Renjun, it's not perfect, I'm also not perfect if I'm not with you. Aku nggak mau nanya pakai pertanyaan yang paling mainstream. Aku mau minta kamu buat jadi pendamping aku, hidup bersama aku, berjuang bersama aku, dan menua bersama aku. Mau nggak?”

Berkali-kali Renjun menyeka air mata yang terus turun. Senyumnya terkembang manis di wajahnya.

“Mau! Mau banget!”

Haechan sedikit terdorong ke belakang ketika kedua lengan Renjun melingkari lehernya, memeluknya erat.

“Udah, jangan nangis lagi.

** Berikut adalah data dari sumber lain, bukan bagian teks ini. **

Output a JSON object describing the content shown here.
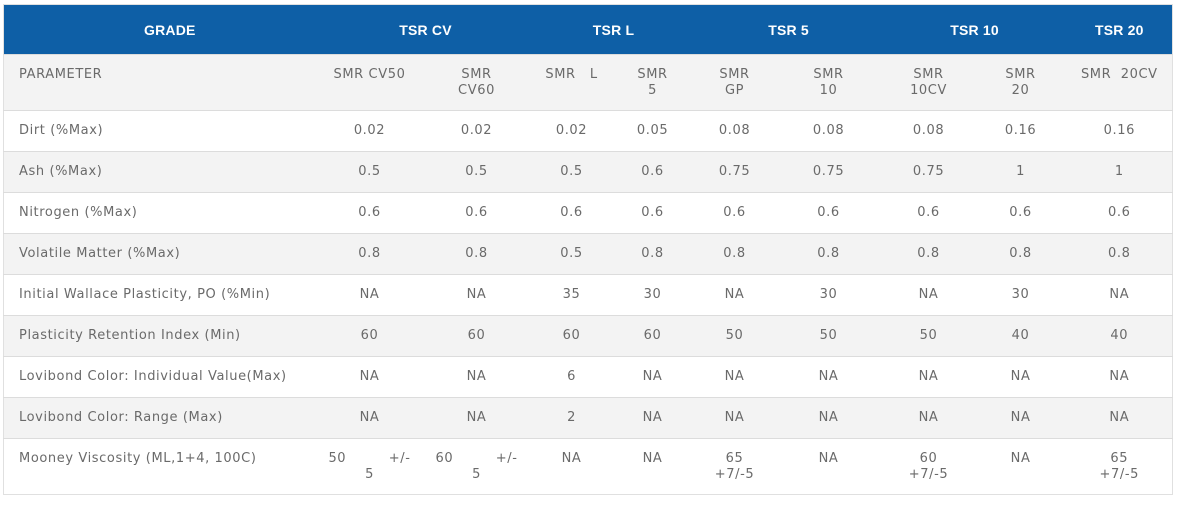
{
  "header": {
    "grade": "GRADE",
    "groups": [
      "TSR CV",
      "TSR L",
      "TSR 5",
      "TSR 10",
      "TSR 20"
    ]
  },
  "parameter_row": {
    "label": "PARAMETER",
    "cells": [
      "SMR CV50",
      "SMR\nCV60",
      "SMR   L",
      "SMR\n5",
      "SMR\nGP",
      "SMR\n10",
      "SMR\n10CV",
      "SMR\n20",
      "SMR  20CV"
    ]
  },
  "rows": [
    {
      "label": "Dirt (%Max)",
      "values": [
        "0.02",
        "0.02",
        "0.02",
        "0.05",
        "0.08",
        "0.08",
        "0.08",
        "0.16",
        "0.16"
      ]
    },
    {
      "label": "Ash (%Max)",
      "values": [
        "0.5",
        "0.5",
        "0.5",
        "0.6",
        "0.75",
        "0.75",
        "0.75",
        "1",
        "1"
      ]
    },
    {
      "label": "Nitrogen (%Max)",
      "values": [
        "0.6",
        "0.6",
        "0.6",
        "0.6",
        "0.6",
        "0.6",
        "0.6",
        "0.6",
        "0.6"
      ]
    },
    {
      "label": "Volatile Matter (%Max)",
      "values": [
        "0.8",
        "0.8",
        "0.5",
        "0.8",
        "0.8",
        "0.8",
        "0.8",
        "0.8",
        "0.8"
      ]
    },
    {
      "label": "Initial Wallace Plasticity, PO (%Min)",
      "values": [
        "NA",
        "NA",
        "35",
        "30",
        "NA",
        "30",
        "NA",
        "30",
        "NA"
      ]
    },
    {
      "label": "Plasticity Retention Index  (Min)",
      "values": [
        "60",
        "60",
        "60",
        "60",
        "50",
        "50",
        "50",
        "40",
        "40"
      ]
    },
    {
      "label": "Lovibond Color: Individual Value(Max)",
      "values": [
        "NA",
        "NA",
        "6",
        "NA",
        "NA",
        "NA",
        "NA",
        "NA",
        "NA"
      ]
    },
    {
      "label": "Lovibond Color: Range (Max)",
      "values": [
        "NA",
        "NA",
        "2",
        "NA",
        "NA",
        "NA",
        "NA",
        "NA",
        "NA"
      ]
    }
  ],
  "mooney_row": {
    "label": "Mooney Viscosity (ML,1+4, 100C)",
    "values": [
      "50         +/-\n5",
      "60         +/-\n5",
      "NA",
      "NA",
      "65\n+7/-5",
      "NA",
      "60\n+7/-5",
      "NA",
      "65\n+7/-5"
    ]
  }
}
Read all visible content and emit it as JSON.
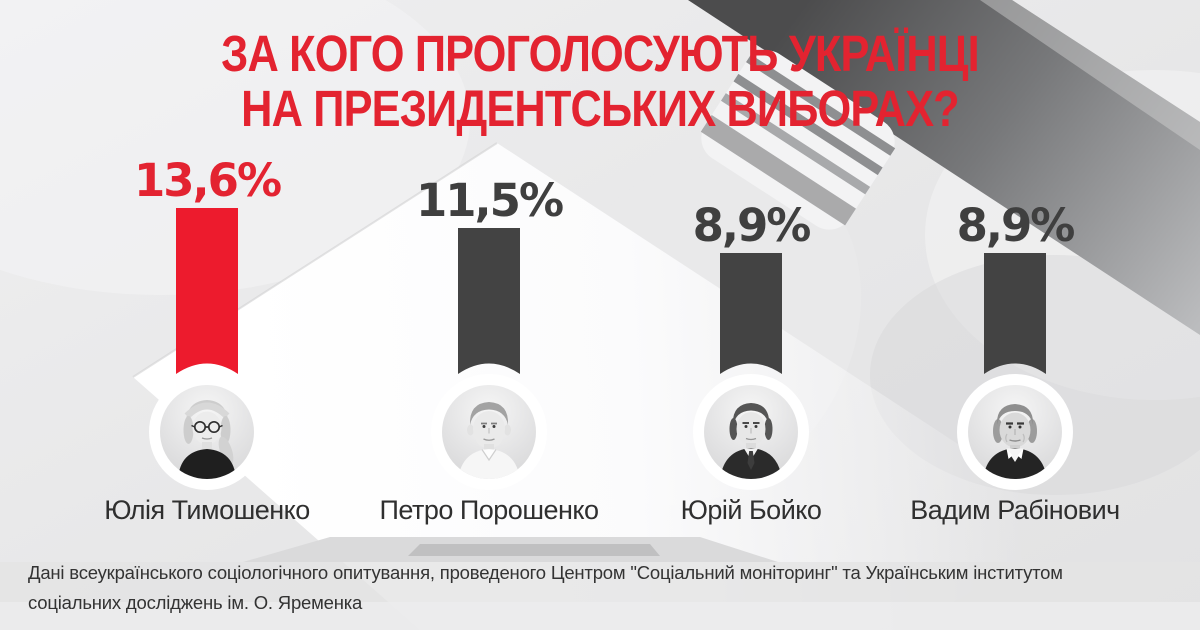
{
  "title": {
    "line1": "ЗА КОГО ПРОГОЛОСУЮТЬ УКРАЇНЦІ",
    "line2": "НА ПРЕЗИДЕНТСЬКИХ ВИБОРАХ?"
  },
  "chart_data": {
    "type": "bar",
    "orientation": "vertical",
    "title": "ЗА КОГО ПРОГОЛОСУЮТЬ УКРАЇНЦІ НА ПРЕЗИДЕНТСЬКИХ ВИБОРАХ?",
    "categories": [
      "Юлія Тимошенко",
      "Петро Порошенко",
      "Юрій Бойко",
      "Вадим Рабінович"
    ],
    "values": [
      13.6,
      11.5,
      8.9,
      8.9
    ],
    "value_labels": [
      "13,6%",
      "11,5%",
      "8,9%",
      "8,9%"
    ],
    "highlight_index": 0,
    "bar_colors": [
      "#ed1b2d",
      "#434343",
      "#434343",
      "#434343"
    ],
    "label_colors": [
      "#e32331",
      "#3f3f3f",
      "#3f3f3f",
      "#3f3f3f"
    ],
    "xlabel": "",
    "ylabel": "",
    "ylim": [
      0,
      15
    ],
    "grid": false,
    "legend": false
  },
  "footer": {
    "line1": "Дані всеукраїнського соціологічного опитування, проведеного Центром \"Соціальний моніторинг\" та Українським інститутом",
    "line2": "соціальних досліджень ім. О. Яременка"
  },
  "colors": {
    "accent_red": "#ed1b2d",
    "bar_gray": "#434343",
    "title_red": "#e32330",
    "text_dark": "#2f2f2f",
    "background": "#e8e8e9"
  }
}
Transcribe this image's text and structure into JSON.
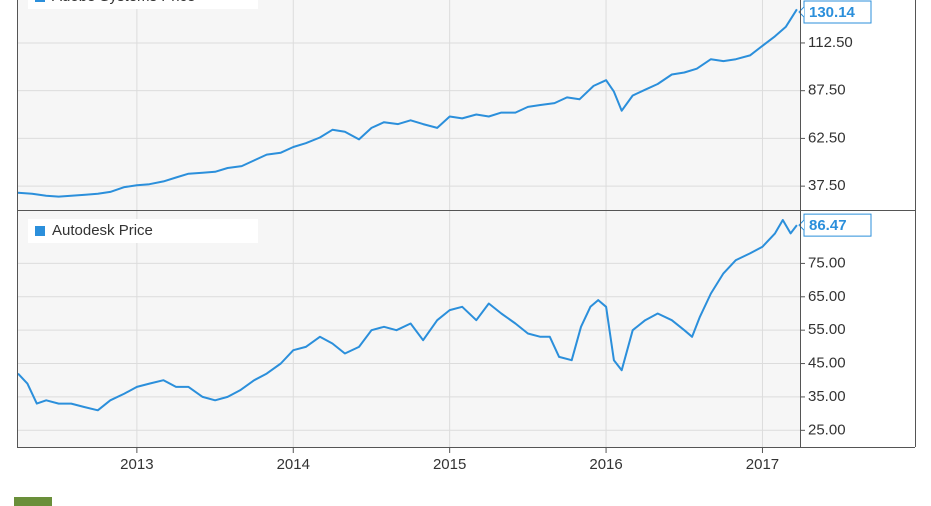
{
  "chart_data": [
    {
      "type": "line",
      "log_scale": false,
      "grid": true,
      "legend": "top-left",
      "xlim": [
        2012.24,
        2017.24
      ],
      "xticks": [
        2013,
        2014,
        2015,
        2016,
        2017
      ],
      "ylim": [
        25,
        135
      ],
      "yticks": [
        {
          "value": 37.5,
          "label": "37.50"
        },
        {
          "value": 62.5,
          "label": "62.50"
        },
        {
          "value": 87.5,
          "label": "87.50"
        },
        {
          "value": 112.5,
          "label": "112.50"
        }
      ],
      "x": [
        2012.24,
        2012.33,
        2012.42,
        2012.5,
        2012.58,
        2012.67,
        2012.75,
        2012.83,
        2012.92,
        2013.0,
        2013.08,
        2013.17,
        2013.25,
        2013.33,
        2013.42,
        2013.5,
        2013.58,
        2013.67,
        2013.75,
        2013.83,
        2013.92,
        2014.0,
        2014.08,
        2014.17,
        2014.25,
        2014.33,
        2014.42,
        2014.5,
        2014.58,
        2014.67,
        2014.75,
        2014.83,
        2014.92,
        2015.0,
        2015.08,
        2015.17,
        2015.25,
        2015.33,
        2015.42,
        2015.5,
        2015.58,
        2015.67,
        2015.75,
        2015.83,
        2015.92,
        2016.0,
        2016.05,
        2016.1,
        2016.17,
        2016.25,
        2016.33,
        2016.42,
        2016.5,
        2016.58,
        2016.67,
        2016.75,
        2016.83,
        2016.92,
        2017.0,
        2017.08,
        2017.15,
        2017.22
      ],
      "series": [
        {
          "name": "Adobe Systems Price",
          "color": "#2b8fdb",
          "values": [
            34,
            33.5,
            32.5,
            32,
            32.5,
            33,
            33.5,
            34.5,
            37,
            38,
            38.5,
            40,
            42,
            44,
            44.5,
            45,
            47,
            48,
            51,
            54,
            55,
            58,
            60,
            63,
            67,
            66,
            62,
            68,
            71,
            70,
            72,
            70,
            68,
            74,
            73,
            75,
            74,
            76,
            76,
            79,
            80,
            81,
            84,
            83,
            90,
            93,
            87,
            77,
            85,
            88,
            91,
            96,
            97,
            99,
            104,
            103,
            104,
            106,
            111,
            116,
            121,
            130.14
          ]
        }
      ]
    },
    {
      "type": "line",
      "log_scale": false,
      "grid": true,
      "legend": "top-left",
      "xlim": [
        2012.24,
        2017.24
      ],
      "xticks": [
        2013,
        2014,
        2015,
        2016,
        2017
      ],
      "ylim": [
        20,
        91
      ],
      "yticks": [
        {
          "value": 25,
          "label": "25.00"
        },
        {
          "value": 35,
          "label": "35.00"
        },
        {
          "value": 45,
          "label": "45.00"
        },
        {
          "value": 55,
          "label": "55.00"
        },
        {
          "value": 65,
          "label": "65.00"
        },
        {
          "value": 75,
          "label": "75.00"
        }
      ],
      "x": [
        2012.24,
        2012.3,
        2012.36,
        2012.42,
        2012.5,
        2012.58,
        2012.66,
        2012.75,
        2012.83,
        2012.92,
        2013.0,
        2013.08,
        2013.17,
        2013.25,
        2013.33,
        2013.42,
        2013.5,
        2013.58,
        2013.66,
        2013.75,
        2013.83,
        2013.92,
        2014.0,
        2014.08,
        2014.17,
        2014.25,
        2014.33,
        2014.42,
        2014.5,
        2014.58,
        2014.66,
        2014.75,
        2014.83,
        2014.92,
        2015.0,
        2015.08,
        2015.17,
        2015.25,
        2015.33,
        2015.42,
        2015.5,
        2015.58,
        2015.64,
        2015.7,
        2015.78,
        2015.84,
        2015.9,
        2015.95,
        2016.0,
        2016.05,
        2016.1,
        2016.17,
        2016.25,
        2016.33,
        2016.42,
        2016.5,
        2016.55,
        2016.6,
        2016.67,
        2016.75,
        2016.83,
        2016.92,
        2017.0,
        2017.08,
        2017.13,
        2017.18,
        2017.22
      ],
      "series": [
        {
          "name": "Autodesk Price",
          "color": "#2b8fdb",
          "values": [
            42,
            39,
            33,
            34,
            33,
            33,
            32,
            31,
            34,
            36,
            38,
            39,
            40,
            38,
            38,
            35,
            34,
            35,
            37,
            40,
            42,
            45,
            49,
            50,
            53,
            51,
            48,
            50,
            55,
            56,
            55,
            57,
            52,
            58,
            61,
            62,
            58,
            63,
            60,
            57,
            54,
            53,
            53,
            47,
            46,
            56,
            62,
            64,
            62,
            46,
            43,
            55,
            58,
            60,
            58,
            55,
            53,
            59,
            66,
            72,
            76,
            78,
            80,
            84,
            88,
            84,
            86.47
          ]
        }
      ]
    }
  ]
}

Aku juga nggak bisa move on dari kamu selama ini.”

Pelukan singkat mereka berakhir karena bapak agen yang kembali memasuki area dapur.

“Pak, saya jadi ambil dan mau bayar DP hari ini ya. Tapi nanti saya mau ganti kitchen island jadi pakai marmer, dan sofanya mau diganti warnanya soalnya calon suami saya nggak suka warna itu.”

“Oh, boleh Pak. Nanti saya uruskan.”

Setelah urusan apartemen itu selesai, Haechan membawa Renjun makan di restoran hotpot kesukaannya. Belum pernah Renjun merasa selega dan sebahagia ini. Akhirnya cintanya berlabuh pada orang yang tepat, yang selama ini selalu ada untuknya.